The study reports the effects of Bacillus subtilis 29784 on broiler performance. A total of 1,600 one-day-old Cobb 500 male broiler chicks received either a control diet or the same diet to which B. subtilis 29784 spores were added (1E8 CFU/kg of feed). The birds were slaughtered at 42 D of age. Ileal and cecal tissues and content were collected for histomorphological analysis and 16S rRNA gene sequencing, respectively. The inclusion of B. subtilis 29784 led to an increase of final body weight gain of broilers (+5.7%; P < 0.0001) and an improvement in feed conversion ratio (-5.4%; P < 0.0001). Higher feed efficiency in the Bacillus-fed group was correlated with a significant increase in intestinal microvilli length (+18% in ileum and +17% in cecum; P < 0.001). Among the differences revealed by 16S rRNA analysis, Ruminococcus, Lachnoclostridium, and Anaerostipes were found in higher relative abundance in Bacillus-treated birds at the cecal level. These bacterial genera include species that produce butyrate, the main source of energy for enterocytes and known to be an immune modulator. There was also a slight increase in the Butyrivibrio genus in the cecum, which is known to be an important player in the production of conjugated linoleic acid, also considered an anti-inflammatory compound. In conclusion, dietary supplementation of B. subtilis 29784 significantly improved the growth performance of broilers, likely through beneficial effects on microbiota and host.

Bacillus subtilis strain specificity affects performance improvement in broilers.

The study reports the effects on broiler performance of a newly isolated Bacillus subtilis strain, which is phylogenetically not closely related to already well-described strains of B. subtilis.

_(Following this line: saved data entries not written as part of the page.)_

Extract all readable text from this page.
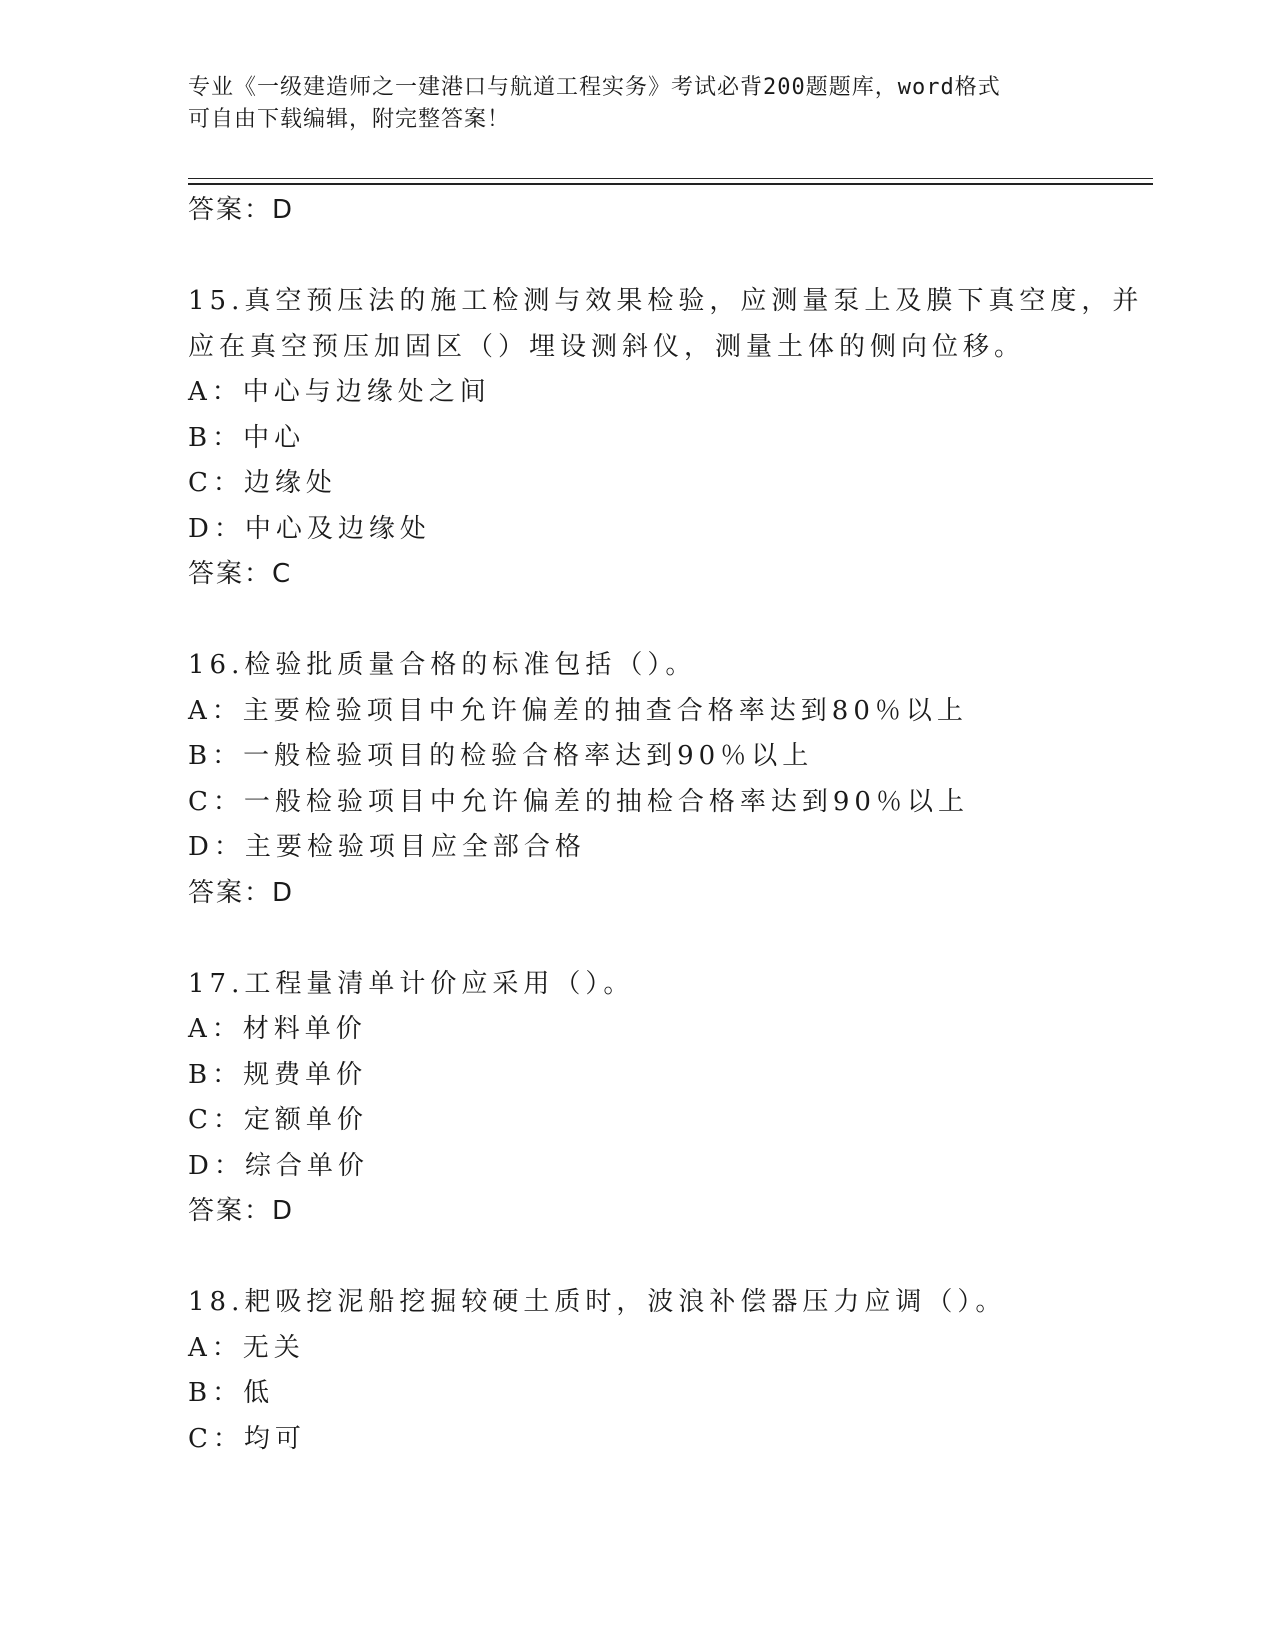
专业《一级建造师之一建港口与航道工程实务》考试必背200题题库，word格式
可自由下载编辑，附完整答案！
答案：D
15.真空预压法的施工检测与效果检验，应测量泵上及膜下真空度，并
应在真空预压加固区（）埋设测斜仪，测量土体的侧向位移。
A：中心与边缘处之间
B：中心
C：边缘处
D：中心及边缘处
答案：C
16.检验批质量合格的标准包括（）。
A：主要检验项目中允许偏差的抽查合格率达到80％以上
B：一般检验项目的检验合格率达到90％以上
C：一般检验项目中允许偏差的抽检合格率达到90％以上
D：主要检验项目应全部合格
答案：D
17.工程量清单计价应采用（）。
A：材料单价
B：规费单价
C：定额单价
D：综合单价
答案：D
18.耙吸挖泥船挖掘较硬土质时，波浪补偿器压力应调（）。
A：无关
B：低
C：均可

In the first experiment, birds were reared in battery cages and exposed to C. perfringens. An increase in growth performance was observed with the strain when compared to the challenged animals. Three additional growth trials were conducted to 35 d of age, in different rearing conditions (genetic breeds, corn-soybean meal-based diet with or without animal proteins, in presence or absence of phytase, on fresh or used litter) to investigate the efficacy and the specificity of this new B. subtilis strain on the improvement of BWG and FCR of broilers in comparison with a B. subtilis-based DFM already used in the field. Whatever the rearing conditions tested, the new B. subtilis strain led to an average 3.2% improvement in feed conversion ratio or bodyweight. Comparatively, the commercial Bacillus strain significantly improved broiler performance in only one trial out of 3 with an average improvement reaching 2%. All these results indicate that this new B. subtilis strain consistently improves broiler performances.